1 cup (250ml) chicken stock

1 tablespoon of chopped sage

500g snow peas, sliced in half, lengthways

Cook the pasta in a large saucepan of boiling water as per package instructions.

Drain pasta (leave a slight amount of liquid in the pot) and add the butter. Combine well until butter has melted.

Place the snow peas in a microwave safe dish and cook for 4mins. (add a tablespoon of water to the dish)

Heat one tablespoon of olive oil in a frying pan. Fry the veal on each side for approx 2-3mins. Remove and set aside. In the same pan, add the drained snow peas and fry for a min or so, allow it to absorb any pan juices.

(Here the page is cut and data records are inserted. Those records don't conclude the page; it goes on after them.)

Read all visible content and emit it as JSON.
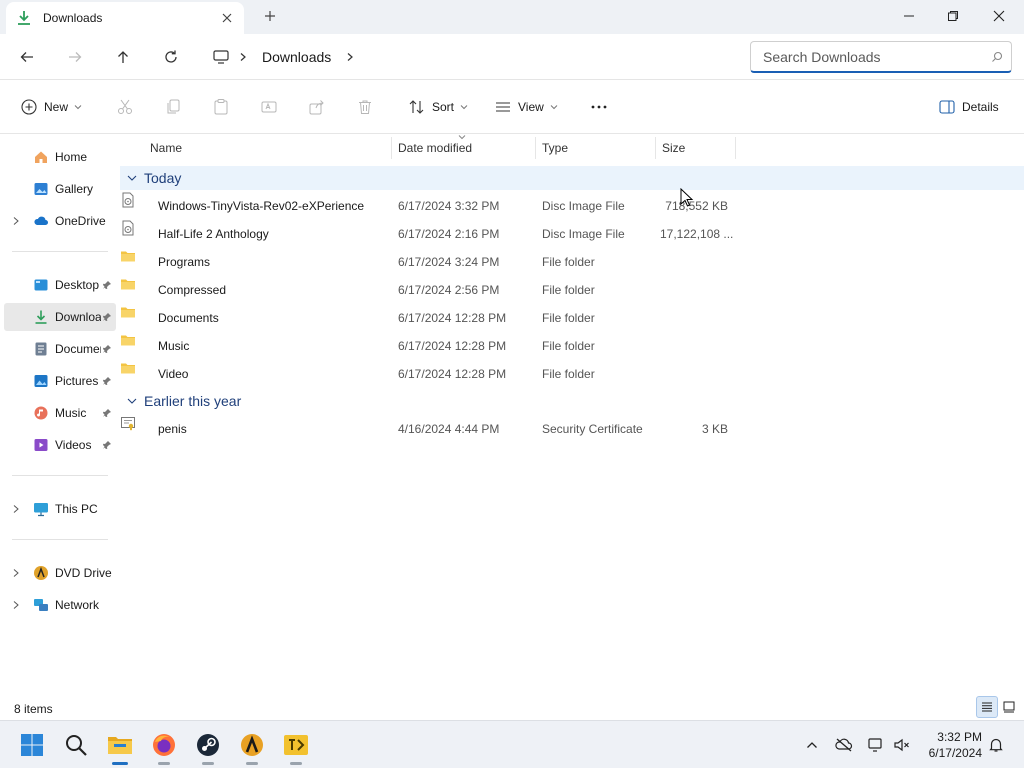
{
  "window": {
    "tab_title": "Downloads",
    "search_placeholder": "Search Downloads"
  },
  "breadcrumb": {
    "items": [
      "Downloads"
    ]
  },
  "toolbar": {
    "new_label": "New",
    "sort_label": "Sort",
    "view_label": "View",
    "details_label": "Details"
  },
  "sidebar": {
    "items": [
      {
        "label": "Home",
        "icon": "home-icon"
      },
      {
        "label": "Gallery",
        "icon": "gallery-icon"
      },
      {
        "label": "OneDrive",
        "icon": "cloud-icon"
      },
      {
        "label": "Desktop",
        "icon": "desktop-icon"
      },
      {
        "label": "Downloads",
        "icon": "download-icon"
      },
      {
        "label": "Documents",
        "icon": "documents-icon"
      },
      {
        "label": "Pictures",
        "icon": "pictures-icon"
      },
      {
        "label": "Music",
        "icon": "music-icon"
      },
      {
        "label": "Videos",
        "icon": "videos-icon"
      },
      {
        "label": "This PC",
        "icon": "monitor-icon"
      },
      {
        "label": "DVD Drive (",
        "icon": "dvd-drive-icon"
      },
      {
        "label": "Network",
        "icon": "network-icon"
      }
    ]
  },
  "columns": {
    "name": "Name",
    "date": "Date modified",
    "type": "Type",
    "size": "Size"
  },
  "groups": [
    {
      "label": "Today",
      "files": [
        {
          "name": "Windows-TinyVista-Rev02-eXPerience",
          "date": "6/17/2024 3:32 PM",
          "type": "Disc Image File",
          "size": "718,552 KB",
          "icon": "disc-image-icon"
        },
        {
          "name": "Half-Life 2 Anthology",
          "date": "6/17/2024 2:16 PM",
          "type": "Disc Image File",
          "size": "17,122,108 ...",
          "icon": "disc-image-icon"
        },
        {
          "name": "Programs",
          "date": "6/17/2024 3:24 PM",
          "type": "File folder",
          "size": "",
          "icon": "folder-icon"
        },
        {
          "name": "Compressed",
          "date": "6/17/2024 2:56 PM",
          "type": "File folder",
          "size": "",
          "icon": "folder-icon"
        },
        {
          "name": "Documents",
          "date": "6/17/2024 12:28 PM",
          "type": "File folder",
          "size": "",
          "icon": "folder-icon"
        },
        {
          "name": "Music",
          "date": "6/17/2024 12:28 PM",
          "type": "File folder",
          "size": "",
          "icon": "folder-icon"
        },
        {
          "name": "Video",
          "date": "6/17/2024 12:28 PM",
          "type": "File folder",
          "size": "",
          "icon": "folder-icon"
        }
      ]
    },
    {
      "label": "Earlier this year",
      "files": [
        {
          "name": "penis",
          "date": "4/16/2024 4:44 PM",
          "type": "Security Certificate",
          "size": "3 KB",
          "icon": "certificate-icon"
        }
      ]
    }
  ],
  "status": {
    "item_count": "8 items"
  },
  "taskbar": {
    "time": "3:32 PM",
    "date": "6/17/2024"
  },
  "colors": {
    "accent": "#1a5fb4",
    "folder": "#f3c443",
    "selection": "#e8e8e8",
    "group_highlight": "#eaf3fc"
  }
}
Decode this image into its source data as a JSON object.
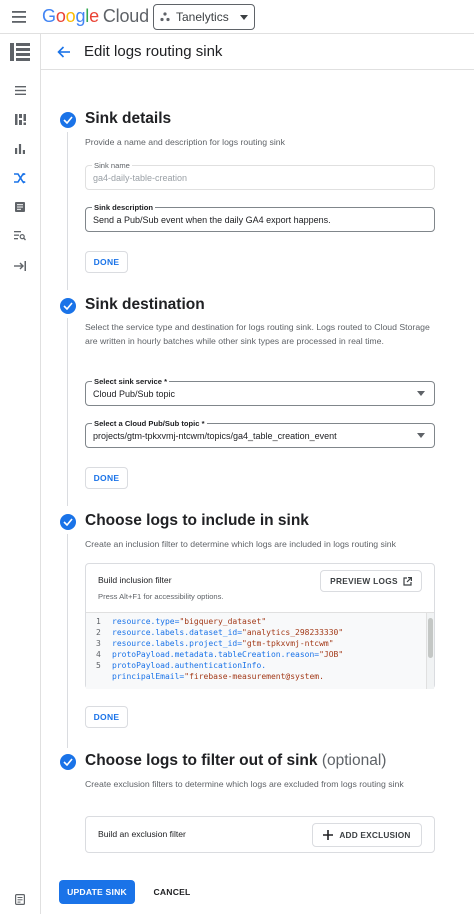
{
  "topbar": {
    "logo_parts": [
      "G",
      "o",
      "o",
      "g",
      "l",
      "e"
    ],
    "logo_cloud": "Cloud",
    "project_name": "Tanelytics"
  },
  "header": {
    "title": "Edit logs routing sink"
  },
  "colors": {
    "primary": "#1a73e8",
    "text": "#202124",
    "secondary_text": "#5f6368",
    "border": "#dadce0",
    "code_keyword": "#1a73e8",
    "code_string": "#a33b1a"
  },
  "steps": {
    "details": {
      "title": "Sink details",
      "description": "Provide a name and description for logs routing sink",
      "name_label": "Sink name",
      "name_value": "ga4-daily-table-creation",
      "desc_label": "Sink description",
      "desc_value": "Send a Pub/Sub event when the daily GA4 export happens.",
      "done_label": "DONE"
    },
    "destination": {
      "title": "Sink destination",
      "description": "Select the service type and destination for logs routing sink. Logs routed to Cloud Storage are written in hourly batches while other sink types are processed in real time.",
      "service_label": "Select sink service *",
      "service_value": "Cloud Pub/Sub topic",
      "topic_label": "Select a Cloud Pub/Sub topic *",
      "topic_value": "projects/gtm-tpkxvmj-ntcwm/topics/ga4_table_creation_event",
      "done_label": "DONE"
    },
    "include": {
      "title": "Choose logs to include in sink",
      "description": "Create an inclusion filter to determine which logs are included in logs routing sink",
      "filter_title": "Build inclusion filter",
      "filter_hint": "Press Alt+F1 for accessibility options.",
      "preview_label": "PREVIEW LOGS",
      "code_lines": [
        {
          "num": "1",
          "text": "resource.type=",
          "str": "\"bigquery_dataset\""
        },
        {
          "num": "2",
          "text": "resource.labels.dataset_id=",
          "str": "\"analytics_298233330\""
        },
        {
          "num": "3",
          "text": "resource.labels.project_id=",
          "str": "\"gtm-tpkxvmj-ntcwm\""
        },
        {
          "num": "4",
          "text": "protoPayload.metadata.tableCreation.reason=",
          "str": "\"JOB\""
        },
        {
          "num": "5",
          "text": "protoPayload.authenticationInfo.",
          "str": ""
        },
        {
          "num": "",
          "text": "principalEmail=",
          "str": "\"firebase-measurement@system."
        }
      ],
      "done_label": "DONE"
    },
    "exclude": {
      "title": "Choose logs to filter out of sink",
      "optional": "(optional)",
      "description": "Create exclusion filters to determine which logs are excluded from logs routing sink",
      "filter_title": "Build an exclusion filter",
      "add_label": "ADD EXCLUSION"
    }
  },
  "footer": {
    "update_label": "UPDATE SINK",
    "cancel_label": "CANCEL"
  }
}
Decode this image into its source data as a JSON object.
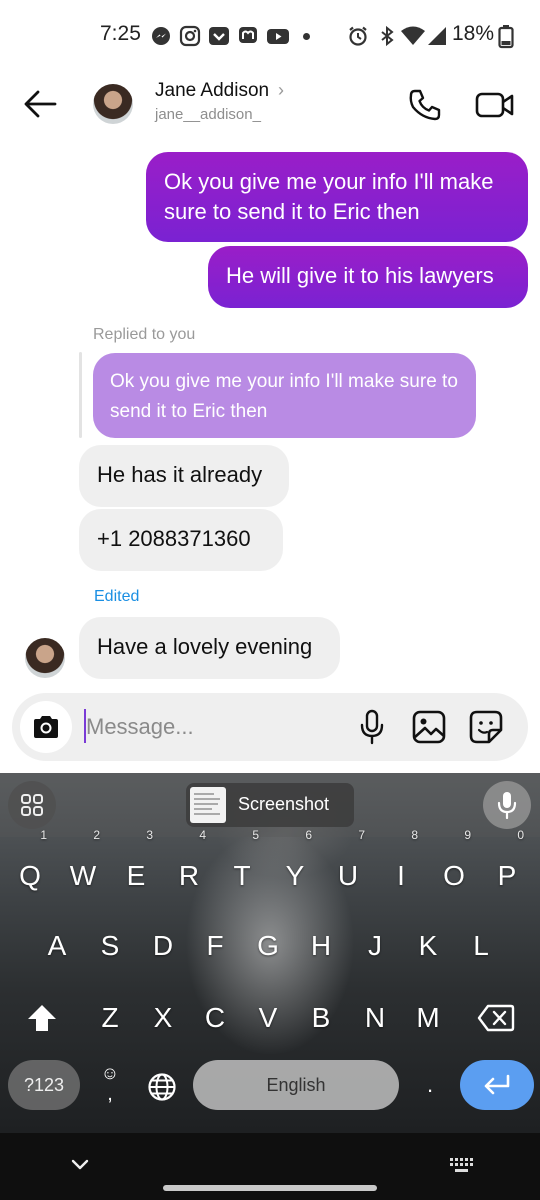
{
  "status_bar": {
    "time": "7:25",
    "battery": "18%"
  },
  "header": {
    "contact_name": "Jane Addison",
    "contact_handle": "jane__addison_"
  },
  "messages": {
    "sent": [
      "Ok you give me your info I'll make sure to send it to Eric then",
      "He will give it to his lawyers"
    ],
    "replied_label": "Replied to you",
    "reply_quote": "Ok you give me your info I'll make sure to send it to Eric then",
    "received": [
      "He has it already",
      "+1 2088371360"
    ],
    "edited_label": "Edited",
    "last_received": "Have a lovely evening"
  },
  "composer": {
    "placeholder": "Message..."
  },
  "keyboard": {
    "suggestion": "Screenshot",
    "row1": [
      {
        "key": "Q",
        "hint": "1"
      },
      {
        "key": "W",
        "hint": "2"
      },
      {
        "key": "E",
        "hint": "3"
      },
      {
        "key": "R",
        "hint": "4"
      },
      {
        "key": "T",
        "hint": "5"
      },
      {
        "key": "Y",
        "hint": "6"
      },
      {
        "key": "U",
        "hint": "7"
      },
      {
        "key": "I",
        "hint": "8"
      },
      {
        "key": "O",
        "hint": "9"
      },
      {
        "key": "P",
        "hint": "0"
      }
    ],
    "row2": [
      "A",
      "S",
      "D",
      "F",
      "G",
      "H",
      "J",
      "K",
      "L"
    ],
    "row3": [
      "Z",
      "X",
      "C",
      "V",
      "B",
      "N",
      "M"
    ],
    "symbols_label": "?123",
    "emoji_key": "☺",
    "space_label": "English",
    "period_label": "."
  },
  "colors": {
    "sent_bubble": "#8a20cc",
    "reply_quote": "#b98be4",
    "received_bubble": "#efefef",
    "edited_text": "#1a8fe3",
    "enter_key": "#5b9ef1"
  },
  "icons": [
    "back-arrow-icon",
    "chevron-right-icon",
    "phone-icon",
    "video-camera-icon",
    "camera-icon",
    "microphone-icon",
    "gallery-icon",
    "sticker-icon",
    "apps-grid-icon",
    "shift-icon",
    "backspace-icon",
    "globe-icon",
    "enter-icon",
    "chevron-down-icon",
    "keyboard-icon"
  ]
}
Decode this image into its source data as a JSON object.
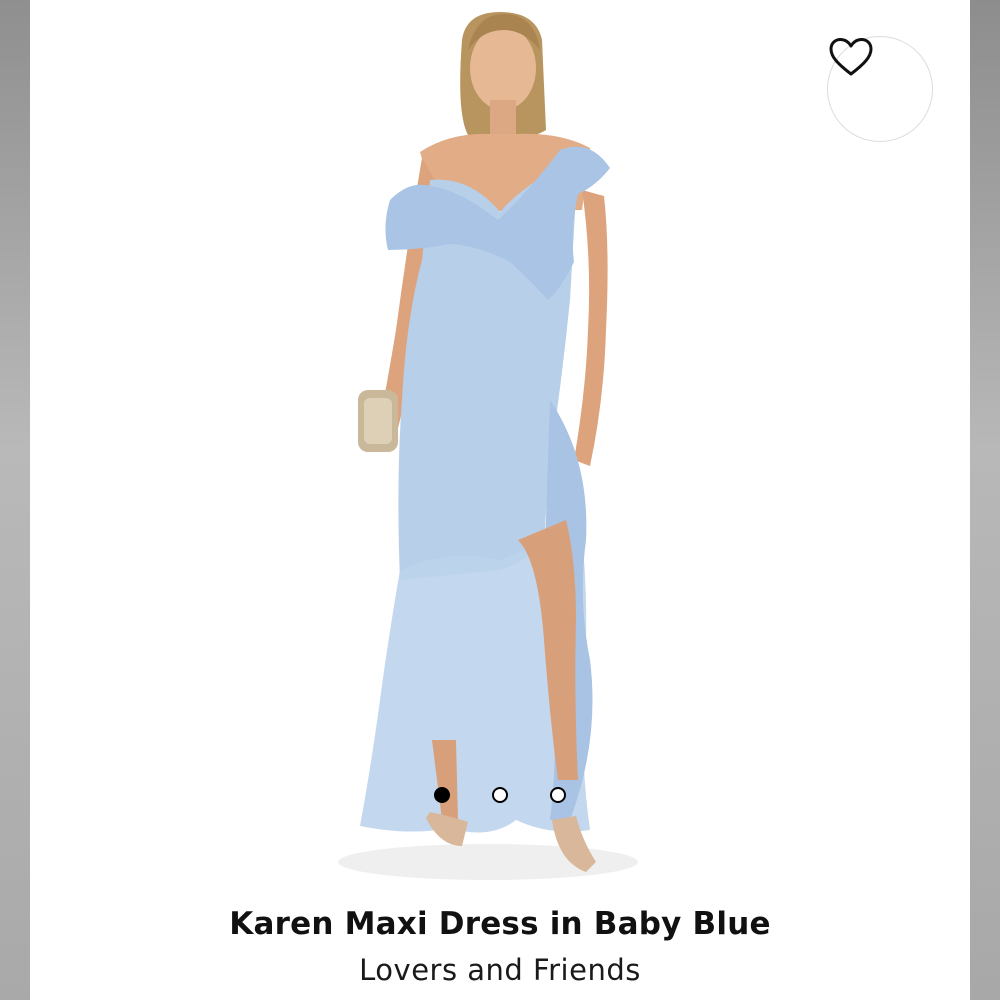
{
  "product": {
    "title": "Karen Maxi Dress in Baby Blue",
    "brand": "Lovers and Friends"
  },
  "gallery": {
    "image_count": 3,
    "active_index": 0
  },
  "icons": {
    "wishlist": "heart-outline-icon"
  },
  "colors": {
    "dress": "#b7cfe9",
    "background": "#ffffff",
    "side_frame": "#a9a9a9",
    "text": "#111111"
  }
}
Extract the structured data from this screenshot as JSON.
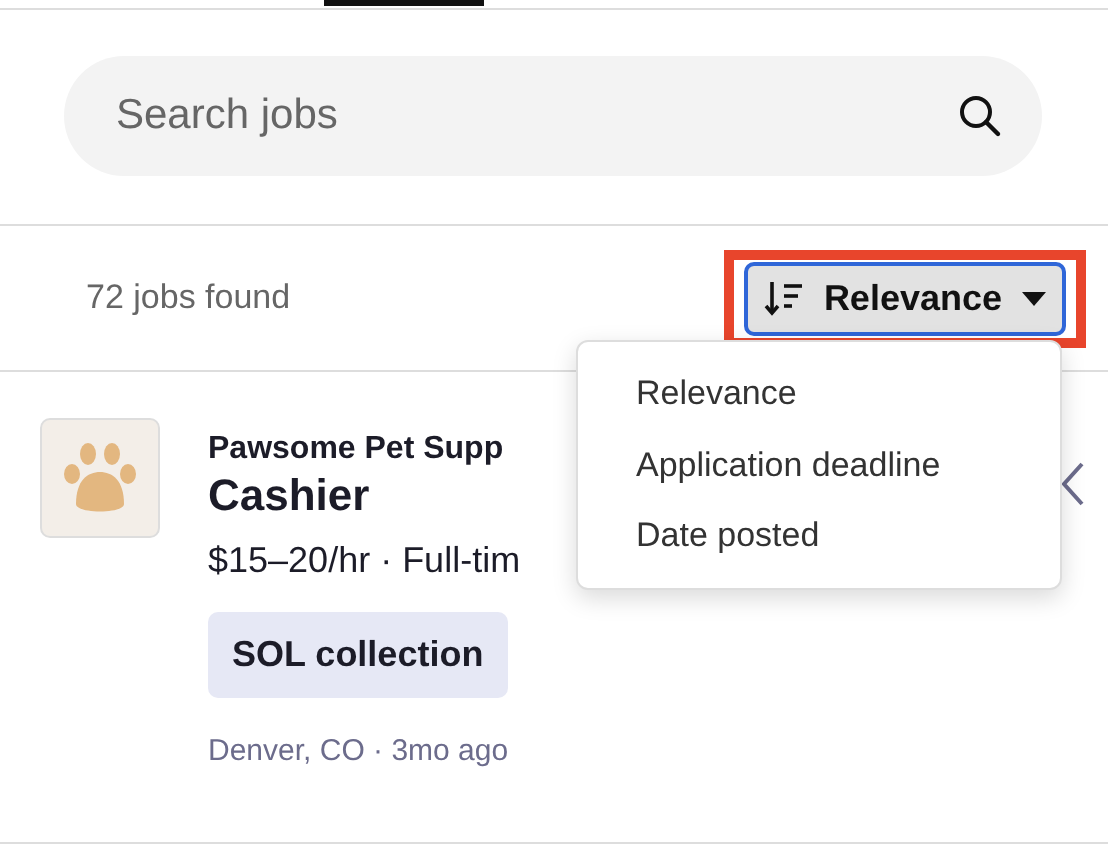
{
  "search": {
    "placeholder": "Search jobs"
  },
  "results": {
    "count": "72 jobs found"
  },
  "sort": {
    "label": "Relevance",
    "highlighted": true,
    "focused": true
  },
  "sort_menu": {
    "open": true,
    "items": [
      {
        "label": "Relevance"
      },
      {
        "label": "Application deadline"
      },
      {
        "label": "Date posted"
      }
    ]
  },
  "jobs": [
    {
      "company": "Pawsome Pet Supp",
      "title": "Cashier",
      "pay": "$15–20/hr · Full-tim",
      "tag": "SOL collection",
      "meta": "Denver, CO · 3mo ago"
    }
  ]
}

Add the remainder of olive oil to a frying pan and fry the garlic and sage for a min. Add the seeded mustard. Combine well. Gradually add the wine and stock. Bring to boil. Allow it to simmer for 5mins or until reduced by half. Season with salt and pepper. Turn the heat down to low. Take the cooked veal and add it to the sauce. Turn it a number of times & remove and set aside. Any remainder sauce add it to the pasta and combine well.

Serve pasta on a plate with 2 pieces of veal along side of it.